The following message is displayed for each variable that **_rmcoll** flags
as omitted because of collinearity:

note: ______ omitted because of collinearity

The following message is displayed for each empty cell of an interaction
that **_rmcoll** encounters:

note: ______ identifies no observations in the sample

**ml** users: it is not necessary to call **_rmcoll** because **ml** flags collinear
variables for you, assuming that you do not specify **ml** **model**'s **collinear**
option. Even so, **ml** programmers sometimes use **_rmcoll** because they need
the sample-specific set of variables, and in such cases, they specify **ml**
**model**'s **collinear** option so that **ml** does not waste time looking for
collinearity again.

**_rmdcoll** performs the same task as **_rmcoll** and checks that *depvar* is not
collinear with the variables in *indepvars*. If *depvar* is collinear with
any of the variables in *indepvars*, then **_rmdcoll** reports the following
message with the 459 error code:

______ collinear with ______

__Options__

**noconstant** specifies that, in looking for collinearity, an intercept not
be included. That is, a variable that contains the same nonzero
value in every observation should not be considered collinear.

**collinear** specifies that collinear variables not be flagged.

**expand** specifies that the expanded, level-specific variables be posted to
**r(varlist)**. This option will have an effect only if there are factor
variables in the variable list.

**forcedrop** specifies that collinear variables be dropped from the variable
list instead of being flagged. This option is not allowed when the
variable list already contains flagged variables, factor variables,
or interactions.

**normcoll** specifies that collinear variables have already been flagged in
*indepvars*. Otherwise, **_rmcoll** is called first to flag any such
collinearity.

__Remarks__

**_rmcoll** and **_rmdcoll** are typically used when writing estimation commands.

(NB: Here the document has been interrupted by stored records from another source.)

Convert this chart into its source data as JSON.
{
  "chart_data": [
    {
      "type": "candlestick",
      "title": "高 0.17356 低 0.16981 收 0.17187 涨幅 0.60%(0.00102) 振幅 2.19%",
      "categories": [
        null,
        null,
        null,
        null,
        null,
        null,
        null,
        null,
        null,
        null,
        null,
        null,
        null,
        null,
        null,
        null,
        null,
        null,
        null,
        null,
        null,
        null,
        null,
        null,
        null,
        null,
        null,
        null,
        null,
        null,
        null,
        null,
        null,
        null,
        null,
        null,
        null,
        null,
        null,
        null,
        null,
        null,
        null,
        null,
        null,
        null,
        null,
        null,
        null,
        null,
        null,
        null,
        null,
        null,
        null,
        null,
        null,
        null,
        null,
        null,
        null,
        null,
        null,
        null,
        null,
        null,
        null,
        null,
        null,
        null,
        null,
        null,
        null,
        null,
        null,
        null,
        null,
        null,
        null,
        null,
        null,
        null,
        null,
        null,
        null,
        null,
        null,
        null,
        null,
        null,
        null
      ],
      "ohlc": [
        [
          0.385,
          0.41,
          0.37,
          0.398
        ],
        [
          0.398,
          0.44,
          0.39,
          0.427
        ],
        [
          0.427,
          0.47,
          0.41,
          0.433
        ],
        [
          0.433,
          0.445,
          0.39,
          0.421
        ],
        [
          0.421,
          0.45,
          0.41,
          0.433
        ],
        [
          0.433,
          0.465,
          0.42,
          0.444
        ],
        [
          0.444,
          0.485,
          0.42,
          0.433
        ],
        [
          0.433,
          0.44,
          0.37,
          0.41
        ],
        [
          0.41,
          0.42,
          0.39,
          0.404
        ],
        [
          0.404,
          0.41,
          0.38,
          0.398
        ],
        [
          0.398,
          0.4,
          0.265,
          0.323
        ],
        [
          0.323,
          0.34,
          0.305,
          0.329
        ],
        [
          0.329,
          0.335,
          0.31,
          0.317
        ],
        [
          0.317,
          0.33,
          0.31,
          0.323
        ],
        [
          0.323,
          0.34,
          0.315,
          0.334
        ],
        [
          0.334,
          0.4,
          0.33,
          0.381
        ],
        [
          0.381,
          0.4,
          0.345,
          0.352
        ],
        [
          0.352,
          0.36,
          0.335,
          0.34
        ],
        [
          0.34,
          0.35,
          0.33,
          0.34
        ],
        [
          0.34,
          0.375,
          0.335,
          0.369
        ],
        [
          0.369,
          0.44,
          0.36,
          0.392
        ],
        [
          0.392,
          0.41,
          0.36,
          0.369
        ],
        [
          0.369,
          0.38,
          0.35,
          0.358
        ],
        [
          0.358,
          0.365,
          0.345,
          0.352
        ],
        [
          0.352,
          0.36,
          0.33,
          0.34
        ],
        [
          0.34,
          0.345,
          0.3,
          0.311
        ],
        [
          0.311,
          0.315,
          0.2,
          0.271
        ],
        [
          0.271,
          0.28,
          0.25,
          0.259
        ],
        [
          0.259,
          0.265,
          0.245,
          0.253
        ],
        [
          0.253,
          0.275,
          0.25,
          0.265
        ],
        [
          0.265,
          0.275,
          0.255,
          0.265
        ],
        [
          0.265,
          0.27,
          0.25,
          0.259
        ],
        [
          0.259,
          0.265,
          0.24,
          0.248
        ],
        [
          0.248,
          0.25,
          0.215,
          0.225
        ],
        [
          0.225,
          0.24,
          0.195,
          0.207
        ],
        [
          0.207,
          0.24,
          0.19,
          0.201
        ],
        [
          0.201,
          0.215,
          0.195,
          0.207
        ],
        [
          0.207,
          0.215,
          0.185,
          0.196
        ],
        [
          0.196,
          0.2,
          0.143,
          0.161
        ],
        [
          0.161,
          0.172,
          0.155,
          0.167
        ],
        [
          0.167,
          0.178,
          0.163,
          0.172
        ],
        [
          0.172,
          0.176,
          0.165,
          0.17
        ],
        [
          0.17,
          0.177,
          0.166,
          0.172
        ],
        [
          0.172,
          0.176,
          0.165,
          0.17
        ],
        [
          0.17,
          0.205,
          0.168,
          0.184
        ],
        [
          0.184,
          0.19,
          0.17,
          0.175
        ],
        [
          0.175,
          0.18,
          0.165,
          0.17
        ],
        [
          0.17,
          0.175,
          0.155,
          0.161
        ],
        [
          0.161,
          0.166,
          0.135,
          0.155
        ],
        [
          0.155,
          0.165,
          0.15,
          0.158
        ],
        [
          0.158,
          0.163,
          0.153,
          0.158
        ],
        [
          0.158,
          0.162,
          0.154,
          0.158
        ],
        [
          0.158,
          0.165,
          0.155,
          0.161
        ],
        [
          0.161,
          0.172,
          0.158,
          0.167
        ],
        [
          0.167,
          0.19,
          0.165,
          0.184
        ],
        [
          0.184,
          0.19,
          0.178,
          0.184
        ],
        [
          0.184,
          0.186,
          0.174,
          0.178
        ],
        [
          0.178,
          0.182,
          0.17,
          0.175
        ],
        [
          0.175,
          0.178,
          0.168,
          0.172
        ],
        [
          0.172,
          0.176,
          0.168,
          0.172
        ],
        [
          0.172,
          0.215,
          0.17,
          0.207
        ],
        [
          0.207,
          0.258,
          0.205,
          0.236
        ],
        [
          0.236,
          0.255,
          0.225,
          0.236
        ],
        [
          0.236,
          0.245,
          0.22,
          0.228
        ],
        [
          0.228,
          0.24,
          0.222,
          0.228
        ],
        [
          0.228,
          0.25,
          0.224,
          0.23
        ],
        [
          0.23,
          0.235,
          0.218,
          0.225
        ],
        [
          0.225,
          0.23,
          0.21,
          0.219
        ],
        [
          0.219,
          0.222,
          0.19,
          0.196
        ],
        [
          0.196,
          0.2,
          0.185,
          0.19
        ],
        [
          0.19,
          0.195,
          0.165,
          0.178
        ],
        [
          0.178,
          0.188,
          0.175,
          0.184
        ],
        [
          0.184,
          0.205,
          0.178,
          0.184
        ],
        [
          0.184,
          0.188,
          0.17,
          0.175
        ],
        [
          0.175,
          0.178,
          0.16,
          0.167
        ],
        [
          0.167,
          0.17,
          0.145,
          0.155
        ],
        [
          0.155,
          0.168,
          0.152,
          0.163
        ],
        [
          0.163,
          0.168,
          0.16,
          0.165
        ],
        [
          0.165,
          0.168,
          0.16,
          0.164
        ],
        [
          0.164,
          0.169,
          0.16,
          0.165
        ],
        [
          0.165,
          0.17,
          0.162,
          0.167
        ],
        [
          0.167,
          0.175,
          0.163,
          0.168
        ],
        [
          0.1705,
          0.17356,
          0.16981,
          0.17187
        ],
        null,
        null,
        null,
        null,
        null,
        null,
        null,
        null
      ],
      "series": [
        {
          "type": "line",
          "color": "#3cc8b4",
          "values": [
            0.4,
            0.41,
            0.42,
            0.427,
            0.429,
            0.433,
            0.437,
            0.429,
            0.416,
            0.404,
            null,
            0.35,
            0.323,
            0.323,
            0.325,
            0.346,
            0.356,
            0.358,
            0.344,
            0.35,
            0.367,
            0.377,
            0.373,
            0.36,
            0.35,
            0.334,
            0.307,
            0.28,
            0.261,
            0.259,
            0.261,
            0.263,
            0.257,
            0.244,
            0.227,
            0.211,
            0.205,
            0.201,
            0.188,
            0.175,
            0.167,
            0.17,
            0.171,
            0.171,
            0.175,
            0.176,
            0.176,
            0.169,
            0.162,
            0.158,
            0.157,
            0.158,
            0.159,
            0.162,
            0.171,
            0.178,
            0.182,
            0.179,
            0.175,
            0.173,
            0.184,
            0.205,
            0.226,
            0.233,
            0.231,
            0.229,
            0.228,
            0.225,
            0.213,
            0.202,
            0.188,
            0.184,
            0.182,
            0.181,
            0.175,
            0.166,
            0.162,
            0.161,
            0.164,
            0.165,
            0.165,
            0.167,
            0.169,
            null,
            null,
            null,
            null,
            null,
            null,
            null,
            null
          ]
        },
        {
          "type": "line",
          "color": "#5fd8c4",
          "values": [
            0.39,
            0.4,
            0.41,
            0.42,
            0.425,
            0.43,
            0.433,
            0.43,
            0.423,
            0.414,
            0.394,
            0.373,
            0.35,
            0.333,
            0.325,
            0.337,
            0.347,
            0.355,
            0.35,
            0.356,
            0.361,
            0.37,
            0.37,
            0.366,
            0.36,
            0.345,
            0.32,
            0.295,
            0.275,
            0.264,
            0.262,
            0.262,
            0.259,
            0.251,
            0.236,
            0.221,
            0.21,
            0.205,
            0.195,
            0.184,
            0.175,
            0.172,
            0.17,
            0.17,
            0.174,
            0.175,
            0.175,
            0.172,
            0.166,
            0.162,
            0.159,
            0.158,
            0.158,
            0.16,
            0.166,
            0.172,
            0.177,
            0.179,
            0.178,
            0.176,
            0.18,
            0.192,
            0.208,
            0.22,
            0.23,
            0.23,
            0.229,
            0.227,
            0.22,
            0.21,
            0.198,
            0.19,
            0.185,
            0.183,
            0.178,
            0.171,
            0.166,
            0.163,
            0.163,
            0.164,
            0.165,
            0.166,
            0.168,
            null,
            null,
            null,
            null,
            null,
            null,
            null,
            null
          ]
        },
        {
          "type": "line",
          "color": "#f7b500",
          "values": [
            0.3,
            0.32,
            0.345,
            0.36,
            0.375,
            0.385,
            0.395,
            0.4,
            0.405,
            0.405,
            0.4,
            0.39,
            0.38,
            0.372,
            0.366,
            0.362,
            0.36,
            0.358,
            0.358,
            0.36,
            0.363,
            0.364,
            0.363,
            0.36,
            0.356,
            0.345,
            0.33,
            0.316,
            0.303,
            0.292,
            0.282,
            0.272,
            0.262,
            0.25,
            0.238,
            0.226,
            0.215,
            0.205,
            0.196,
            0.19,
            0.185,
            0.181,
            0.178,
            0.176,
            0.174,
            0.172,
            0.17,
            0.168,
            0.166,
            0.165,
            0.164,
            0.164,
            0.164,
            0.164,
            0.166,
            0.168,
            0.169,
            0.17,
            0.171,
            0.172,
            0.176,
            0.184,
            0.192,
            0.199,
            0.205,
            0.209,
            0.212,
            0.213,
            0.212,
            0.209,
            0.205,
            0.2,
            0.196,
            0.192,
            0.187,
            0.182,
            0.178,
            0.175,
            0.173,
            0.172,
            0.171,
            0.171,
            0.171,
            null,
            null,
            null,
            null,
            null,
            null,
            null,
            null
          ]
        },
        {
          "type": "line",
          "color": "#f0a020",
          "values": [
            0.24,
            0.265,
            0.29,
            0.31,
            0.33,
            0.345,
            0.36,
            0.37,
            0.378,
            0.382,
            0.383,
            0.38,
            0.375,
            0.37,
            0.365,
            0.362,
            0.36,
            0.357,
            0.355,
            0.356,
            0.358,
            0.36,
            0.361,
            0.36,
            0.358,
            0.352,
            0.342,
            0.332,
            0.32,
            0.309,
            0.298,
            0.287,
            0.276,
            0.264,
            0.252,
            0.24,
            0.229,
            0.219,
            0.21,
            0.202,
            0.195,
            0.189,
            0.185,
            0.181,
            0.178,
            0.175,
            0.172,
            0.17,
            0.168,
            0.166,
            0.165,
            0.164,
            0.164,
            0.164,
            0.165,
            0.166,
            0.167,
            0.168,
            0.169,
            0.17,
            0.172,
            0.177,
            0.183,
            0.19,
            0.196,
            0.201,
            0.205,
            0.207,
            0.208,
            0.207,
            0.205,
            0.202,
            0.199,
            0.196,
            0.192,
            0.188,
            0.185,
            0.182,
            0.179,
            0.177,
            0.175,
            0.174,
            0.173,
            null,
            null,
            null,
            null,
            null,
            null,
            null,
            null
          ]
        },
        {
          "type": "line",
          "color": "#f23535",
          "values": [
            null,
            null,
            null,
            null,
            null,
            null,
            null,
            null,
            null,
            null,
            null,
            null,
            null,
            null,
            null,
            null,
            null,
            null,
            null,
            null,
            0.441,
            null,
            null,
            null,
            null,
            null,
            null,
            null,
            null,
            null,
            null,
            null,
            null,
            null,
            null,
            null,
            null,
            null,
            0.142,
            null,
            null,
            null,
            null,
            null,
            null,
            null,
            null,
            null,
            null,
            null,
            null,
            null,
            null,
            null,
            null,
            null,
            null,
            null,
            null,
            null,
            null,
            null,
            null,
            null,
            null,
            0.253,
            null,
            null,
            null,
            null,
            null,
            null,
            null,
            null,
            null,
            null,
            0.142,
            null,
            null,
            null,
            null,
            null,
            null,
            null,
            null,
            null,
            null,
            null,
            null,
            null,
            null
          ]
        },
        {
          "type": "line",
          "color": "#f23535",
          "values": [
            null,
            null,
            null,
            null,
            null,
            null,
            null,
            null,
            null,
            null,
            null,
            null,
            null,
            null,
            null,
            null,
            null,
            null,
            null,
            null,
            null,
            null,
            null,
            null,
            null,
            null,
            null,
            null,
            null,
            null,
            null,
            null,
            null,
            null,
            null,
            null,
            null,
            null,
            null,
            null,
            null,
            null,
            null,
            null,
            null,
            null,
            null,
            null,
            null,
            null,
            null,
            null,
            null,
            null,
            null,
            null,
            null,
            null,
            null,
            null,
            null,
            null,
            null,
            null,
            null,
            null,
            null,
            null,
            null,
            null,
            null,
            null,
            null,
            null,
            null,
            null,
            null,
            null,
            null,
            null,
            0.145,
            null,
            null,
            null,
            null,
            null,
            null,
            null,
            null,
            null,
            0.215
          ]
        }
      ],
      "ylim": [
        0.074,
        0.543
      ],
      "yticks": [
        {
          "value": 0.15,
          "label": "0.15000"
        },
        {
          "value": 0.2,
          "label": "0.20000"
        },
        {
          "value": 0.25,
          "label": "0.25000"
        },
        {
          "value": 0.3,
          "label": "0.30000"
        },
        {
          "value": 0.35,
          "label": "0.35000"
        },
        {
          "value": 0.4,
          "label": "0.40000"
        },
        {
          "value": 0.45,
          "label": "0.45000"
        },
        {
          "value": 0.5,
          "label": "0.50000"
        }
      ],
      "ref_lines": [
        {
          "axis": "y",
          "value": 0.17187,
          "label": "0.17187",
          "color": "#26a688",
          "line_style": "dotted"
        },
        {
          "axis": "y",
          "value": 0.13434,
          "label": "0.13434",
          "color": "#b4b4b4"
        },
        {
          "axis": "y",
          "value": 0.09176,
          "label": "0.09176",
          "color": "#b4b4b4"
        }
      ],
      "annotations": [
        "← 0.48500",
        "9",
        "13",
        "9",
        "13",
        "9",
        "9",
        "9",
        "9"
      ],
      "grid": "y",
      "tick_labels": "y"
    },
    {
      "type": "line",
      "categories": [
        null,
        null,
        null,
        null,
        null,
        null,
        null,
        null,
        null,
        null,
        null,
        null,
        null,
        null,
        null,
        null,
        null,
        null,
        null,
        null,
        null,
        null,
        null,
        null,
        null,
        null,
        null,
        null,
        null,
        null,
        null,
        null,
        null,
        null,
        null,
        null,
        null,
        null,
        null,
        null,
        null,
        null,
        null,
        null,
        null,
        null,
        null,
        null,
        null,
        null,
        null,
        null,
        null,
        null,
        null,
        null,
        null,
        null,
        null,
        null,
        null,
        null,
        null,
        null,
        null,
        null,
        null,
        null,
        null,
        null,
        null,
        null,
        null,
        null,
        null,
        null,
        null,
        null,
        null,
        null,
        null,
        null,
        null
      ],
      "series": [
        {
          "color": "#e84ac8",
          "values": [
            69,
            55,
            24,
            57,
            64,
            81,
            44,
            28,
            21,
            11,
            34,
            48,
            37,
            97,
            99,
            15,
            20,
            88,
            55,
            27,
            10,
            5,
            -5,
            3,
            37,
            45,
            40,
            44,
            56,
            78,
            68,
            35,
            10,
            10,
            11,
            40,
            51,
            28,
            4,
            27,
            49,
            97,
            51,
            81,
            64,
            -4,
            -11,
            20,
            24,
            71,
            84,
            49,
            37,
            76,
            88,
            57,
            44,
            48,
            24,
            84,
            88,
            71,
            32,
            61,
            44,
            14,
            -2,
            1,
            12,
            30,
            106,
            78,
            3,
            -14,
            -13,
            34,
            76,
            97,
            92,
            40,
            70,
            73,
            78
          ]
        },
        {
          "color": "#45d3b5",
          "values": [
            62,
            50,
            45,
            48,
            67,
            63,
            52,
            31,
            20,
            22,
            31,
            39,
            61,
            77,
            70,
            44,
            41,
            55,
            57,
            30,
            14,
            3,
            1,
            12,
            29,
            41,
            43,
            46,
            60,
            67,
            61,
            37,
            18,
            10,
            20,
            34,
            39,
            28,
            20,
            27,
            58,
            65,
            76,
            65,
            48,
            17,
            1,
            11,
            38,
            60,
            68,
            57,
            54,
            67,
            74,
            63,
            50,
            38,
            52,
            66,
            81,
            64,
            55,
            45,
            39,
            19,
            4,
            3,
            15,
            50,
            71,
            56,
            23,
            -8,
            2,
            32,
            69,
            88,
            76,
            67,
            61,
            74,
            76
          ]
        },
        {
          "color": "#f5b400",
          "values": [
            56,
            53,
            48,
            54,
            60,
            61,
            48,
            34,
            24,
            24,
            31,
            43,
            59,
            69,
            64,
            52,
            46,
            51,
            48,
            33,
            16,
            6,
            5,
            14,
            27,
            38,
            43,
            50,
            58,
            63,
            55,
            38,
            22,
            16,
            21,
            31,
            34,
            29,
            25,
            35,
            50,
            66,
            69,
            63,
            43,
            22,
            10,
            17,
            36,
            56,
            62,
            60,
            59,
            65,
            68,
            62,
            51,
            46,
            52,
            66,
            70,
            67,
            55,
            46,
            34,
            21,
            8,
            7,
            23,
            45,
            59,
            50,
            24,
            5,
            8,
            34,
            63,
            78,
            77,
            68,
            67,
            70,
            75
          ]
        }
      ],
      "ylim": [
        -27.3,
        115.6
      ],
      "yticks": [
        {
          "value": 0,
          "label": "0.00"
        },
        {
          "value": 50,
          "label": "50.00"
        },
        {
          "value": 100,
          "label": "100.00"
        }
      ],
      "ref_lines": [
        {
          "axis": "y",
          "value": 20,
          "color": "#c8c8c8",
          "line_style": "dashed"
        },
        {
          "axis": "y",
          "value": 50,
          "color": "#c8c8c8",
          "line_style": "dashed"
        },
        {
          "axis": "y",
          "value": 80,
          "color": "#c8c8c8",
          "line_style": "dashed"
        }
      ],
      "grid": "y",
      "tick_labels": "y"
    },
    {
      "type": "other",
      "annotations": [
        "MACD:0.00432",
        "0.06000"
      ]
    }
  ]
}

**_rmcoll** is used if the programmer wants to flag the collinear variables
from the independent variables.

**_rmdcoll** is used if the programmer wants to detect collinearity of the
dependent variable with the independent variables.

__Examples__

---------------------------------------------------------------------------
Setup
**. webuse auto**
**. generate tt = turn + trunk**

Use **_rmcoll** to identify that we have a collinearity and flag a variable
because of it
**. _rmcoll turn trunk tt**
**. display r(varlist)**

Pass a factor variable to **_rmcoll**
**. _rmcoll i.rep78**
**. display r(varlist)**

Add the **expand** option to loop over the level-specific, individual
variables in **r(varlist)**
**. _rmcoll i.rep78, expand**
**. display r(varlist)**

---------------------------------------------------------------------------

A code fragment for a program that uses **_rmcoll** might read

*...*
**syntax varlist [fweight iweight]** *...* **[, noCONStant** *...* **]**
**marksample touse**
**if "`weight'" != "" {**
**tempvar w**
**quietly gen double `w' = `exp' if `touse'**
**local wgt [`weight'=`w']**
**}**
**else local wgt** */* is nothing */*
**gettoken depvar xvars : varlist**
**_rmcoll `xvars' `wgt' if `touse', `constant'**
**local xvars `r(varlist)'**
*...*

In this code fragment, **varlist** contains one dependent variable and zero
or more independent variables. The dependent variable is split off and
stored in the local macro **depvar**. Then the remaining variables are
passed through **_rmcoll**, and the resulting updated independent variable
list is stored in the local macro **xvars**.

---------------------------------------------------------------------------

__Stored results__

**_rmcoll** and **_rmdcoll** store the following in **r()**:

Scalars
**r(k_omitted)** number of omitted variables in **r(varlist)**

Macros
**r(varlist)** the flagged and expanded variable list